RESIDENCY 09/2024
ESTAÇÃO COOPERATIVA de Casa Branca, Casa Branca, Portugal
In 2024, Michela Dal Brollo and Inés Ballesteros participated in a residency in Casa Branca, an old railway village inhabited by a few dozen of people in the interior of the region of Alentejo in Portugal. Our focus during the residency was to work with the ingredients and natural materials that were available locally at that time and, with some abundance, spices of plants that manage to survive the heat of the driest season of the year in a decertified landscape, some of them centuries old, others arriving from distant lands, some wild, and some domesticated.

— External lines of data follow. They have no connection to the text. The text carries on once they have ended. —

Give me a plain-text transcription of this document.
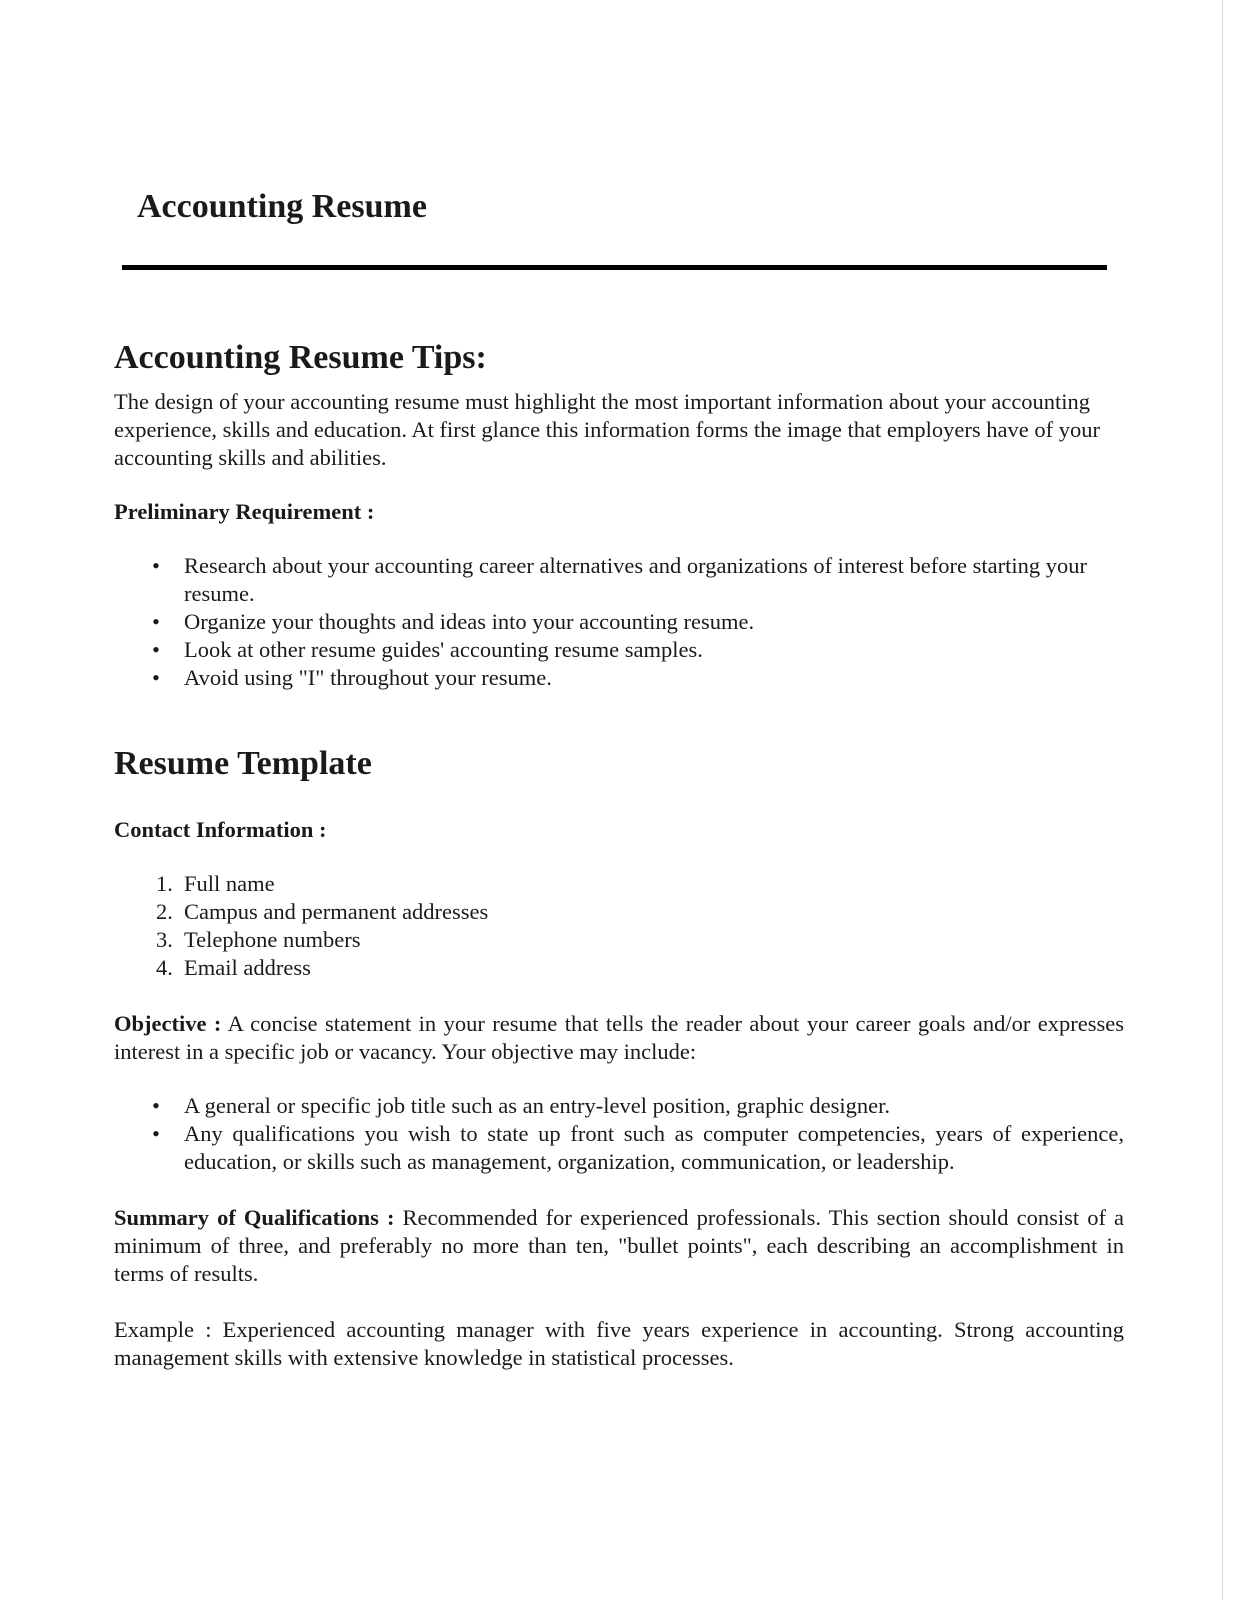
Accounting Resume
Accounting Resume Tips:

The design of your accounting resume must highlight the most important information about your accounting experience, skills and education. At first glance this information forms the image that employers have of your accounting skills and abilities.

Preliminary Requirement :

• Research about your accounting career alternatives and organizations of interest before starting your resume.
• Organize your thoughts and ideas into your accounting resume.
• Look at other resume guides' accounting resume samples.
• Avoid using "I" throughout your resume.
Resume Template

Contact Information :

1. Full name
2. Campus and permanent addresses
3. Telephone numbers
4. Email address

Objective : A concise statement in your resume that tells the reader about your career goals and/or expresses interest in a specific job or vacancy. Your objective may include:

• A general or specific job title such as an entry-level position, graphic designer.
• Any qualifications you wish to state up front such as computer competencies, years of experience, education, or skills such as management, organization, communication, or leadership.

Summary of Qualifications : Recommended for experienced professionals. This section should consist of a minimum of three, and preferably no more than ten, "bullet points", each describing an accomplishment in terms of results.

Example : Experienced accounting manager with five years experience in accounting. Strong accounting management skills with extensive knowledge in statistical processes.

During the residency, we processed the plants we collected into food and biomaterial recipes, gathering as well some seasonal local recipes from neighbors.
This research was presented and transformed into an artistic video titled: Respigar Espinhos and a sculptural piece named MUTA, created with biomaterials. The two works were shown during an open event and exhibition at the museum Terras de Ferro. The interplay between these two works invites reflection on the landscape and territorial resources through the metaphor of the recipe. The final exhibition was accompanied by a food event where we prepared recipes discovered during the residency, cooked with living equipment tools: Cum-panis and Mud fire.
RESPIGAR ESPINHOS
short film
The film Respigar Espinhos presents itself as an experimental archive of biomaterial and food recipes research, accompanied by spatial and environmental reflections. The film highlights the connection to the local landscape, blending traditional knowledge and various processes of food recipes and biomaterial experimentation.
Inspired by thorns, mucilage sap, and fibers of local plants, the artists humorously personified the vegetal ingredients of the presented recipes, prompting reflections on the reciprocity between human bodies and plant bodies.
The movie was shown at Museum Terras de Ferro, casa Branca, Portugal and MUSE Museum, Trento Italy
MUTA
Sculpture
In the Alentejo tradition, women sew patchwork bags for bread made from fabric scraps. This technique inspired the creation of MUTA, pieces sewn together from self-produced bioplastic and plant-based papers. Muta is reminiscent of a map and skin left behind by a hybrid creature. The materials from which MUTA is made are derived from heat-resistant plant species such as cactus thistles and acorns, capable of surviving arid landscapes.
Produced in the context of the artistic residency at ESTAÇÃO COOPERATIVA de Casa Branca
with the financial assistance of the European Union. Culture moves Europe.